Tantangan Stabilitas Harga dan Ketahanan Pangan
Kondisi ini memperlihatkan bahwa pengendalian harga di
masa-masa krusial seperti Ramadan menjadi tantangan tersendiri bagi pemerintah
daerah. Selain faktor permintaan yang tinggi, gangguan pasokan akibat cuaca dan
distribusi juga memegang peranan penting.
BPS menekankan pentingnya kebijakan strategis untuk menjaga stabilitas harga, seperti operasi pasar, memperkuat cadangan pangan, dan memperlancar distribusi bahan pokok antardaerah. Terlebih Kalimantan Tengah sebagai provinsi yang luas, memerlukan sistem logistik yang tangguh agar inflasi tidak terakumulasi pada waktu-waktu tertentu saja.
Inflasi sebesar 1,33 persen yang terjadi di Kalimantan
Tengah selama Ramadan 2025 mencerminkan kondisi yang kompleks, melibatkan
dinamika konsumsi masyarakat, ketersediaan stok, hingga cuaca yang memengaruhi
rantai pasok.

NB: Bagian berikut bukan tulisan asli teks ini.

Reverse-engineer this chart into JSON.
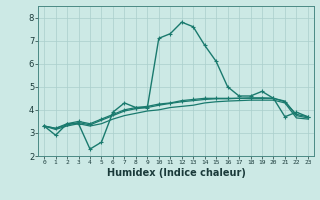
{
  "xlabel": "Humidex (Indice chaleur)",
  "x_values": [
    0,
    1,
    2,
    3,
    4,
    5,
    6,
    7,
    8,
    9,
    10,
    11,
    12,
    13,
    14,
    15,
    16,
    17,
    18,
    19,
    20,
    21,
    22,
    23
  ],
  "series": [
    {
      "y": [
        3.3,
        2.9,
        3.4,
        3.4,
        2.3,
        2.6,
        3.9,
        4.3,
        4.1,
        4.1,
        7.1,
        7.3,
        7.8,
        7.6,
        6.8,
        6.1,
        5.0,
        4.6,
        4.6,
        4.8,
        4.5,
        3.7,
        3.9,
        3.7
      ],
      "color": "#1a7a6e",
      "linewidth": 1.0,
      "marker": "+",
      "markersize": 3.5,
      "linestyle": "solid"
    },
    {
      "y": [
        3.3,
        3.2,
        3.4,
        3.5,
        3.4,
        3.6,
        3.8,
        4.0,
        4.1,
        4.15,
        4.25,
        4.3,
        4.4,
        4.45,
        4.5,
        4.5,
        4.5,
        4.5,
        4.5,
        4.5,
        4.5,
        4.35,
        3.8,
        3.7
      ],
      "color": "#1a7a6e",
      "linewidth": 0.9,
      "marker": "+",
      "markersize": 3.0,
      "linestyle": "solid"
    },
    {
      "y": [
        3.3,
        3.2,
        3.35,
        3.45,
        3.35,
        3.55,
        3.75,
        3.95,
        4.05,
        4.1,
        4.2,
        4.28,
        4.35,
        4.4,
        4.45,
        4.48,
        4.48,
        4.5,
        4.52,
        4.52,
        4.5,
        4.38,
        3.75,
        3.65
      ],
      "color": "#1a7a6e",
      "linewidth": 0.9,
      "marker": null,
      "markersize": 0,
      "linestyle": "solid"
    },
    {
      "y": [
        3.3,
        3.15,
        3.3,
        3.4,
        3.3,
        3.4,
        3.6,
        3.75,
        3.85,
        3.95,
        4.0,
        4.1,
        4.15,
        4.2,
        4.3,
        4.35,
        4.38,
        4.4,
        4.42,
        4.42,
        4.42,
        4.3,
        3.65,
        3.6
      ],
      "color": "#1a7a6e",
      "linewidth": 0.9,
      "marker": null,
      "markersize": 0,
      "linestyle": "solid"
    }
  ],
  "ylim": [
    2.0,
    8.5
  ],
  "xlim": [
    -0.5,
    23.5
  ],
  "yticks": [
    2,
    3,
    4,
    5,
    6,
    7,
    8
  ],
  "xtick_labels": [
    "0",
    "1",
    "2",
    "3",
    "4",
    "5",
    "6",
    "7",
    "8",
    "9",
    "10",
    "11",
    "12",
    "13",
    "14",
    "15",
    "16",
    "17",
    "18",
    "19",
    "20",
    "21",
    "22",
    "23"
  ],
  "bg_color": "#cce9e5",
  "grid_color": "#aacfcc",
  "line_color": "#1a7a6e"
}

Meskipun angka ini belum tergolong mengkhawatirkan secara
nasional, tetap menjadi peringatan bahwa stabilitas harga pangan perlu dijaga
secara konsisten, apalagi saat memasuki bulan-bulan yang rawan fluktuasi
seperti Ramadan dan menjelang hari besar keagamaan.
Jika tidak diantisipasi dengan baik, tekanan inflasi bisa menggerus daya beli masyarakat, terutama mereka yang berpenghasilan rendah dan bergantung pada harga stabil untuk kebutuhan pokok harian mereka. Pemerintah daerah dan pusat diharapkan lebih proaktif dalam memetakan kebutuhan dan strategi stabilisasi harga, demi kesejahteraan masyarakat luas.